SEC. 4. PAYMENTS WITH RESPECT TO QUALIFIED LOANS.
(a) In General.--The Administrator shall make payments to holders
of qualified loans--
(1) upon submission of the qualified loans to the
Administrator; and
(2) after the Administrator determines such loans are
compliant with this Act.
(b) Limitations on Amount.--
(1) Maximum amount.--The amount of a payment described
under subsection (a) shall not exceed the covered amount.
(2) Aggregate limitation per individual.--The aggregate
amount of payments made under this Act with respect to a single
vulnerable borrower may not exceed $9,500.
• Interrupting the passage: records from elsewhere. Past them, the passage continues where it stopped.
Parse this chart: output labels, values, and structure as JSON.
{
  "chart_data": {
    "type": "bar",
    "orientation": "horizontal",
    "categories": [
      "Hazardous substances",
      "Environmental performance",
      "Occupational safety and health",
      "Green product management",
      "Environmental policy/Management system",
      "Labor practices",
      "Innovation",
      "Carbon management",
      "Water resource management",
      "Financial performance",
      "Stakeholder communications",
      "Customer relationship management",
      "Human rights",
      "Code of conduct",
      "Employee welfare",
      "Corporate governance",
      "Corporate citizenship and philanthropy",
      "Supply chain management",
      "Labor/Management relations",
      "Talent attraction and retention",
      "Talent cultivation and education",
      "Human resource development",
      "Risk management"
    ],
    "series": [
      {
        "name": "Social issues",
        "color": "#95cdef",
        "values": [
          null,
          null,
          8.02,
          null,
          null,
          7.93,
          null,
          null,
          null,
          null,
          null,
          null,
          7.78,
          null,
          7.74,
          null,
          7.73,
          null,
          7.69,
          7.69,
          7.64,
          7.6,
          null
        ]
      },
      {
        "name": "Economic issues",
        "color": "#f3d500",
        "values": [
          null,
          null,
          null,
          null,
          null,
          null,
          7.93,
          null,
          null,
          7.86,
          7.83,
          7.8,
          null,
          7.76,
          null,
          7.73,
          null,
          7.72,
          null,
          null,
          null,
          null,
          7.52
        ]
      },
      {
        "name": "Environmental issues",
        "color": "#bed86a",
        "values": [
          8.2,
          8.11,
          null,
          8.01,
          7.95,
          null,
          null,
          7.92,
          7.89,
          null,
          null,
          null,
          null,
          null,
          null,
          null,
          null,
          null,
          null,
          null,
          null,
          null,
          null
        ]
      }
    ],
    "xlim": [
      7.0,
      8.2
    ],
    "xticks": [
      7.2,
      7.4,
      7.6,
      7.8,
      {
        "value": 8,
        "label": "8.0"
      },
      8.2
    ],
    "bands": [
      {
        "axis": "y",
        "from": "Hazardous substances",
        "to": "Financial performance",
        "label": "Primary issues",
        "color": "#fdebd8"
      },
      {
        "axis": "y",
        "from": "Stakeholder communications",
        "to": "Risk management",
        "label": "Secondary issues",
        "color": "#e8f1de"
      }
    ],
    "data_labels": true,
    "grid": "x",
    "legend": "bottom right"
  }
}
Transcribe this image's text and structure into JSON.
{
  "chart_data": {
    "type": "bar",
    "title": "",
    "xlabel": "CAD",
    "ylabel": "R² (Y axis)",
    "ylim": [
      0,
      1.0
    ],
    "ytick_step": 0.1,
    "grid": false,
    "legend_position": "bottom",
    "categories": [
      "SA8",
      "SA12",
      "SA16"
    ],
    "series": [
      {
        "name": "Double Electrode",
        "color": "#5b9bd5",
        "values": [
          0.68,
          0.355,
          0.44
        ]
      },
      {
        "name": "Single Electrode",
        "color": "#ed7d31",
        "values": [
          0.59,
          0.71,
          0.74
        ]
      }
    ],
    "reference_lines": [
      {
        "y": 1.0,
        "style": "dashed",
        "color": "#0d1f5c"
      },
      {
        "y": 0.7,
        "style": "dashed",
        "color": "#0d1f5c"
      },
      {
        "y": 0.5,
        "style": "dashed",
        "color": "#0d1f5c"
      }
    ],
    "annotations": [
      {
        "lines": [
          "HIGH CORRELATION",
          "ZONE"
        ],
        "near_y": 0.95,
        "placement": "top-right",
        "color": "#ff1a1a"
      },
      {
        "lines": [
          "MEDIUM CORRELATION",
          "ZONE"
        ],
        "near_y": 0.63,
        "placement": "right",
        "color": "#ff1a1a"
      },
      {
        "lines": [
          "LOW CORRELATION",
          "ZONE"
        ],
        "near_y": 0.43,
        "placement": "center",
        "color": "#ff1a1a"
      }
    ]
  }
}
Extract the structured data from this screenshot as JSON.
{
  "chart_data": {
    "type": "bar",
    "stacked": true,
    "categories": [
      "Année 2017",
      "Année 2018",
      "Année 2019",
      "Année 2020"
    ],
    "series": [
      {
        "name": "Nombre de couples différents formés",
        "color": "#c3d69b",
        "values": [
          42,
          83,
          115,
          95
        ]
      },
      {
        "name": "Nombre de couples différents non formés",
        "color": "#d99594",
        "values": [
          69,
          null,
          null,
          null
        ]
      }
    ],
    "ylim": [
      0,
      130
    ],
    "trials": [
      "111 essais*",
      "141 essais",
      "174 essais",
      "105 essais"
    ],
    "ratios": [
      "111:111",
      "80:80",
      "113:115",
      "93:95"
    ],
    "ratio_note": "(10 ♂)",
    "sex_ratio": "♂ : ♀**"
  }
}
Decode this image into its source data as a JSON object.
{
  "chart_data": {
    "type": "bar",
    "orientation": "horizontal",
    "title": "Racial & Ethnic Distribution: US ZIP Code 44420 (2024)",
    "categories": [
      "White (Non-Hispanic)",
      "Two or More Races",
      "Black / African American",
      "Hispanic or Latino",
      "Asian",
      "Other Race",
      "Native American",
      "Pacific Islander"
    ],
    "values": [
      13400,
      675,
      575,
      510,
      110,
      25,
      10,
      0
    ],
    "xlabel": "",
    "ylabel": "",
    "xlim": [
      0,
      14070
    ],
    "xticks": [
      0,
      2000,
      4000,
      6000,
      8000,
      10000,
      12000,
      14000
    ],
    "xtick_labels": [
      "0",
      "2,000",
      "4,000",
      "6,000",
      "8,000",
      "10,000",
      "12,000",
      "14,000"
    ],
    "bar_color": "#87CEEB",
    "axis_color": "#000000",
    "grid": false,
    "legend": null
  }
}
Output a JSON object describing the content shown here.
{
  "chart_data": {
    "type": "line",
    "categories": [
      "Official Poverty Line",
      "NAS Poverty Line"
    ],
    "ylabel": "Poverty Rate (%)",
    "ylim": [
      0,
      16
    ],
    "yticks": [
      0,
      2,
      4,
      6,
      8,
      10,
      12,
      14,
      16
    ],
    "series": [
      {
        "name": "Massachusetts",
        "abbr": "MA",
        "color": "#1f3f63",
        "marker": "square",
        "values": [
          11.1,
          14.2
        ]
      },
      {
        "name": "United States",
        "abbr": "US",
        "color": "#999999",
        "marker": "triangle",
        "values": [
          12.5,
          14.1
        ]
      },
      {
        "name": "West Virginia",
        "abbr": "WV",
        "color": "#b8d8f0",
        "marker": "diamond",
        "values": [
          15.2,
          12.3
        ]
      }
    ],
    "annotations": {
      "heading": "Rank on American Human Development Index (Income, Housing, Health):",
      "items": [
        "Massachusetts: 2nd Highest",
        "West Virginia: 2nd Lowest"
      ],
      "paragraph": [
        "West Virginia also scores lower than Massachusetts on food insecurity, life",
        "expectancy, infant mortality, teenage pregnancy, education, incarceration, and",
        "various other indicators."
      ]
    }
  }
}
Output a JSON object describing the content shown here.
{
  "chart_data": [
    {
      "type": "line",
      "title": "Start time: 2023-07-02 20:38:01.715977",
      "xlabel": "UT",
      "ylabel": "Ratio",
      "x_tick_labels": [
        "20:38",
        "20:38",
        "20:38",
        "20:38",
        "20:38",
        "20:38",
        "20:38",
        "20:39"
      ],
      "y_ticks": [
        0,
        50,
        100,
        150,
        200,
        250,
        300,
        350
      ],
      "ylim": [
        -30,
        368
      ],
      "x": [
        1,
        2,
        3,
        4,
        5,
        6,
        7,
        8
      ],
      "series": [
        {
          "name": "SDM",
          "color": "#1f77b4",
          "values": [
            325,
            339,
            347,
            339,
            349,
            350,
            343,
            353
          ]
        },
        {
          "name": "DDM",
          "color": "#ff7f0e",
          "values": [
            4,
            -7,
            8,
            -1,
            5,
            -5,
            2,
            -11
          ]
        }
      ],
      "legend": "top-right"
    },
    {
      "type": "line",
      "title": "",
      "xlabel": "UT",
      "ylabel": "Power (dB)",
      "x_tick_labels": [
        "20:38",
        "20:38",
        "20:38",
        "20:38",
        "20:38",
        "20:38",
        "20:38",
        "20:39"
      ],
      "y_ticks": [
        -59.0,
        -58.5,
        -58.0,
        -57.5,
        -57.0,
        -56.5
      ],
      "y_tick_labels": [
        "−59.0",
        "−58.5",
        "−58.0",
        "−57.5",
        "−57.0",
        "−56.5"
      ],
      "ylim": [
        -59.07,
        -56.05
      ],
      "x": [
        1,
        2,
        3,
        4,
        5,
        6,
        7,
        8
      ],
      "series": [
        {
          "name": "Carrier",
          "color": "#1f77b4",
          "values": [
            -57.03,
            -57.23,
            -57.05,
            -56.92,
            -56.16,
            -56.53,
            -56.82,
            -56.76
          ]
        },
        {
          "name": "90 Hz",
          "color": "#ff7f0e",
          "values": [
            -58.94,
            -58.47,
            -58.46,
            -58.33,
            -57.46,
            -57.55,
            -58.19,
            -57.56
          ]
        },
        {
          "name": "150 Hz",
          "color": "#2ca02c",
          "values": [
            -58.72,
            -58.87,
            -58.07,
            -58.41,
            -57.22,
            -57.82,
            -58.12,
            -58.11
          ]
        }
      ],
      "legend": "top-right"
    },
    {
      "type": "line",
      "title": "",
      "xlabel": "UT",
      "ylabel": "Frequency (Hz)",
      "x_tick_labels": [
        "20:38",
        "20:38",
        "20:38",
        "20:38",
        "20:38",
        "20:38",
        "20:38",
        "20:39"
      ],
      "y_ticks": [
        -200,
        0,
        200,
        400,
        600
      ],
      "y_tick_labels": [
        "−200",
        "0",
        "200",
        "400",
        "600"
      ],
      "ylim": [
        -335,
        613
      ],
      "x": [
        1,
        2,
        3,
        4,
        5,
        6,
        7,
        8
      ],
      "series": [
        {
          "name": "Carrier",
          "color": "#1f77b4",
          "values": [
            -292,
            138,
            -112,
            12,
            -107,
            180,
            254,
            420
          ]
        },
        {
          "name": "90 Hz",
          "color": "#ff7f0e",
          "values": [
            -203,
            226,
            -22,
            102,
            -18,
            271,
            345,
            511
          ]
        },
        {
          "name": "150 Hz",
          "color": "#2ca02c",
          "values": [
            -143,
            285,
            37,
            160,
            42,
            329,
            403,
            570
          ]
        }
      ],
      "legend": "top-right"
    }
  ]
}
(c) Requirements on Holders of Qualified Loans.--
(1) Administrator fee.--With respect to any payments to
holders of a qualified loan under this Act, the Administrator
shall charge the holders of the loan a fee equal to 5 percent
of the outstanding principal and interest due on the loan at
the time the payment is made.
(2) Requirements before payment.--No person may receive a
payment under this Act with respect to a qualified loan unless
they comply with the following:
(A) At the time of the payment, the person commits
to issuing or purchasing other qualified loans in an
amount that is at least equal in value to the amount of
such payment received.
(B) The person forgives the remaining balance on
the loan, along with any late fees or other fees
related to the loan.
(C) The person terminates any negative reporting to
consumer reporting agencies with respect to the loan.
(D) With respect to the borrower of the qualified
loan, if the borrower applies for an extension of
credit in the future, the person shall not take the
borrower's performance on the qualified loan into
consideration for purposes of performing underwriting
for such application.
(E) The person provides for either forbearance or
deferral options for distressed borrowers.
SEC. 5. NOTIFICATION TO BORROWER BEFORE CERTAIN TRANSFERS OF OR
COLLECTIONS ON A QUALIFIED LOAN.
(a) In General.--With respect to any qualified loan (regardless of
whether a payment is made with respect to the qualified loan under this
Act), the holder of the qualified loan may not sell or otherwise
transfer the loan, or attempt to collect on the loan if it is in
default or delinquency, unless the holder has notified the borrower of
the possibility of a payment under this Act.
(b) Termination.--This section shall have no force or effect after
the date described under section 3(d)(2)(B).